Congenital heart disease and associated malformations in children with cleft lip and palate in Pakistan.

Children with cleft lip and palate often have other associated malformations. The reported incidence and types of associated malformations vary between different studies. There is a great paucity of literature on the subject from the region in general and none from Pakistan at all. The purpose of this study was to assess the frequency of associated malformations, particularly congenital heart disease, in children with cleft lip and palate presenting to the Aga Khan University (AKU) and Murshid Hospital (MH). From 1st October 1999 to 31st March 2002, all children with cleft lip and palate who presented to AKU and MH were prospectively enrolled in the study group. Socio-demographic characteristics and a number of other variables were documented. All children underwent a thorough clinical examination and an echocardiogram as part of the study protocol. 123 children formed the study group. Thirty-five (29%) of these children were found to have associated malformations. The most common of these was congenital heart disease, which accounted for 51% of all associated malformations. Thirty percent of cleft palate children had associated anomalies while 27% of cleft lip, with or without cleft palate, children had associated anomalies. There was a significant association between children born of a consanguineous marriage and the risk of associated malformations (p-value: 0.001).

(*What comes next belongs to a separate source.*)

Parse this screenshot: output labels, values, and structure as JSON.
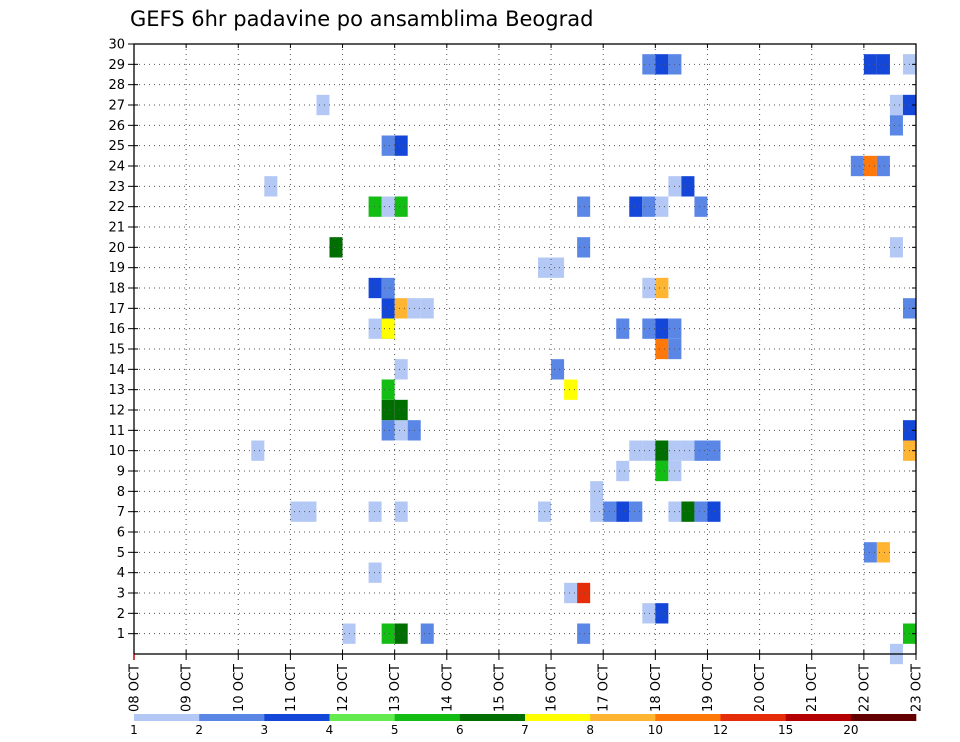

Consanguinity was present in 74% of children with associated anomalies as compared to 40% of children with no associated anomaly. Dysmorphic features and the presence of associated anomalies were also significantly associated (p-value: 0.009). Dysmorphic features were present in 46% of children with anomalies as compared to 21% of children with no associated anomaly. Fifty percent of children with associated anomalies had a low birth weight compared to 34% of children with no anomalies, but the difference was not statistically significant. The presence of consanguinity in a child with dysmorphic features should raise the suspicion of an associated anomaly. The likelihood of this being a cardiac defect is high and should be ruled out with a thorough clinical examination, supplemented with an echocardiogram in certain cases.